This little lot are 97.3% organic!
When I did my calculation, I thought I was supposed to include each and every ingredient to determine the organic percentage of my soap...
NOT THE CASE.
I'm not silly. I know that a combination of sodium hydroxide & water is mixed with fats & oils to create a chemical reaction known as saponification....
What I didn't realise is that when doing my organic content calculation I do not have to include the water or the sodium hydroxide weights...
So...after thinking and believing my organic range to be just 65% organic, I came to the realisation (after re-calculating) that they are in fact 97.3%! YES!
For those who don't quite get it...here's the thing.
Sodium Hydroxide and water are mixed together (and referred to as lye) and poured into fats and oils to make what we call 'soap'.

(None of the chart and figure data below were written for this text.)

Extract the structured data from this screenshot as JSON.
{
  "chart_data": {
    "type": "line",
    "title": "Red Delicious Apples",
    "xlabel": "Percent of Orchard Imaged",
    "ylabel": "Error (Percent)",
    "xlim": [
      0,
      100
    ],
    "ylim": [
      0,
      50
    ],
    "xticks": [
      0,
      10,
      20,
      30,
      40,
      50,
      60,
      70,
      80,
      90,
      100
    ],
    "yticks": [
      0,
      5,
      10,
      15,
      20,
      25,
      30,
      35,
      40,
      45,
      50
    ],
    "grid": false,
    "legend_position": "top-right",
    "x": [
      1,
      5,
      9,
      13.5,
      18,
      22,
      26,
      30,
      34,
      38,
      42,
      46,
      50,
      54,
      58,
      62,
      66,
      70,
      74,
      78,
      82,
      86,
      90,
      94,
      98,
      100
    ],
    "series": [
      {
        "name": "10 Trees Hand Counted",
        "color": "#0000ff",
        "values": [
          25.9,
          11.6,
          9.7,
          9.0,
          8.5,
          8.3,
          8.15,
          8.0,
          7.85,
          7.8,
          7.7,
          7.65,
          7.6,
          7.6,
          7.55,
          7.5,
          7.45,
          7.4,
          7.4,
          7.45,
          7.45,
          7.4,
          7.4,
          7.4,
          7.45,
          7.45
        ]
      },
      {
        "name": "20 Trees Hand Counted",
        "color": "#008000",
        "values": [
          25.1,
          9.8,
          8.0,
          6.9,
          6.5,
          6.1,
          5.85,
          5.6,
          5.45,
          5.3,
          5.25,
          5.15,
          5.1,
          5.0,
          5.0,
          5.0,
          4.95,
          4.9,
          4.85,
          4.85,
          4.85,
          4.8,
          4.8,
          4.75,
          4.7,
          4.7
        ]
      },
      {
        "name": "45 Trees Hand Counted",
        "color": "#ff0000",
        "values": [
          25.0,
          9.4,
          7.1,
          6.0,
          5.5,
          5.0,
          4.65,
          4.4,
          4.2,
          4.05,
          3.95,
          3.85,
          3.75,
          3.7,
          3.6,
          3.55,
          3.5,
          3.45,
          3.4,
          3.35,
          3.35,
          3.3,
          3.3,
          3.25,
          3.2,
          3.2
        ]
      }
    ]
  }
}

As soon as you pour your lye solution into the fats & oils, a process called 'saponification' starts to take place. The mix is now on its way to becoming soap.
After the soap has rested in its mold for 24 hours, and has cured (for up to 6 weeks), the sodium hydroxide and 99% of the water has evaporated, which means these ingredients are no longer components of the finished batch.(the water is latent).
So...what you're left with are your hard, cured bars of wonderful, skin-loving soap.
So....basically, the lye mix is only used to make the soap...the soap does not contain it, so it is not necessary to include the sodium hydroxide or the water content when doing an organic calculation.
Hope that makes sense to you all.
After contacting the Soil Association, this is the info they gave to me so it's only right and proper that I pass it on.
Now then...the next step is to get my soaps certified as organic.
No problem...well.....just a little cash flow issue.
It costs £250 + VAT to get them assessed.
Then...a futher £580 per year to keep the certification.
More sales needed!
I will endeavour to get this sorted, but in the meantime....I'M SO HAPPY!